Likewise, we have been reassured that a reversal of Roe would not mean a national ban on abortion, but would merely return the decision-making powers to the 50 states, which would each craft its own approach to the issue. We have also been told earnestly that post-Roe, no one would be seeking to prosecute those who sought abortions, out of sympathy for women placed in such a difficult situation.
But now, on the precipice of that change, all such reassurances are being abandoned. Congressional Republicans are preparing legislation to ban abortion nationwide. Laws already on the books in various states in anticipation of Roe’s reversal would outlaw not just abortion but the crossing of state lines to seek an abortion. Think of them as fugitive abortion laws. Bills are also moving in state legislatures to treat abortion as homicide, with pregnant women, doctors, nurses and administrators as murderers or accomplices.
And those three exceptions? Republicans who today dare to support allowing abortion in cases of rape, incest or life of the mother risk excommunication from their party, in yet another example of the party’s increasing radicalism. The only acceptable position now is to insist that human life begins at conception, and all else flows from that.
If human life begins at conception then any attempt to end that life must be treated as murder. If human life begins at conception then it doesn’t matter how that conception occurred – rape, incest — it doesn’t matter. A woman who was given no choice about whether to have sex is also given no choice whether to carry to term and give birth if that rape results in pregnancy.
“Oh, don’t worry,” we are told. “Rape rarely results in pregnancy,” which is false. But if those instances truly are rare, then surely we can allow an exception in those cases?
No, we cannot. If human life begins at conception then all abortion is murder. If human life begins at conception then of course it is criminal to cross state lines to end that life.
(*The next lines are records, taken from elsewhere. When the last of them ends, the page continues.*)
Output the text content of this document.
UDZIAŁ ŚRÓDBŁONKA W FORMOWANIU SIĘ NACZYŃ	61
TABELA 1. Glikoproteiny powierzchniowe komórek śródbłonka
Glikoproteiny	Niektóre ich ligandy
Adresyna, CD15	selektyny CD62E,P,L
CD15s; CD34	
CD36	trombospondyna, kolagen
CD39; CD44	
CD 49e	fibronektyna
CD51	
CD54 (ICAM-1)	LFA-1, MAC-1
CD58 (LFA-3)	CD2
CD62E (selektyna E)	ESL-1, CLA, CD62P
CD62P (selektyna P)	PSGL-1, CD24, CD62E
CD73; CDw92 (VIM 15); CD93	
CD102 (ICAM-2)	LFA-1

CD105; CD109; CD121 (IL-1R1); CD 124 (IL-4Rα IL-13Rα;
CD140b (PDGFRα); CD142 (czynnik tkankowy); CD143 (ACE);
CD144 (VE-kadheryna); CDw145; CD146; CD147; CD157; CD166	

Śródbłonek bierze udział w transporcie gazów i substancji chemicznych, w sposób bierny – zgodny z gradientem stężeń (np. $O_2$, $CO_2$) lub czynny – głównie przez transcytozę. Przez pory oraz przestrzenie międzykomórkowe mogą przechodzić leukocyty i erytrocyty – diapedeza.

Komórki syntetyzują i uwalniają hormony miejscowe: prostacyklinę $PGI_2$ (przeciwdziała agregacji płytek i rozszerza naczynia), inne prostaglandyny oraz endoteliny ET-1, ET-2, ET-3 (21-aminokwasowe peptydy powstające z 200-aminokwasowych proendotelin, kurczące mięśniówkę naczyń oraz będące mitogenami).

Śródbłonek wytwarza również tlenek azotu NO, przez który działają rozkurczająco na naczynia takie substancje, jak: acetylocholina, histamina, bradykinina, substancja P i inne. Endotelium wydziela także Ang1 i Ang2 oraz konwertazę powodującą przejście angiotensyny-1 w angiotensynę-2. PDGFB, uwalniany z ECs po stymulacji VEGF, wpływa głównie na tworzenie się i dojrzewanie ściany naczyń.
If human life begins at conception, if embryos are full-blown U.S. citizens, then of course the U.S. government must intervene; it cannot allow pre-born Americans to die in one state but live in another.
In a leaked draft opinion, written with the apparent support of four of his nine colleagues on the Supreme Court, Justice Samuel Alito dismisses the idea that Americans have a constitutional right to privacy, and with it the idea that some decisions are too intimate and personal to be decided by the heavy hand of government. As Alito notes, the words “privacy” and “abortion” are mentioned nowhere in the Constitution, therefore leading him to conclude that we have no right to such things.
He also waves away the Ninth Amendment, which the Founders included in anticipation of just such an argument. “The enumeration in the Constitution, of certain rights, shall not be construed to deny or disparage others retained by the people,” it states. Alito writes that the amendment does not apply, because the right to abortion “is not deeply rooted in the nation’s history and tradition.”
But if there is no right to privacy in the Constitution, if it is not among those rights “retained by the people” even if it is not explicitly mentioned, then the door is reopened to challenge other rights granted as part of the right to privacy: the right to obtain contraceptives, the right of gay Americans to live as straight Americans live, the right to marry. Because after all, “gay” and “contraceptive” also do not appear in the Constitution.
Instead, Alito writes, “it is time to heed the Constitution and return the issue of abortion to the people’s elected representatives.”
If that draft opinion holds, as it probably will, the state legislators that you elect, the members of Congress and the attorneys general and governors that you elect, will now decide whether and how the rights that we have enjoyed for half a century will continue to exist.
The Constitution, as construed by this court, will no longer protect us. Our only remaining protection is through the ballot box, and if we don’t make our voices heard loudly and clearly there, then we can expect even worse rulings in the years ahead. Vote wisely or accept the consequences.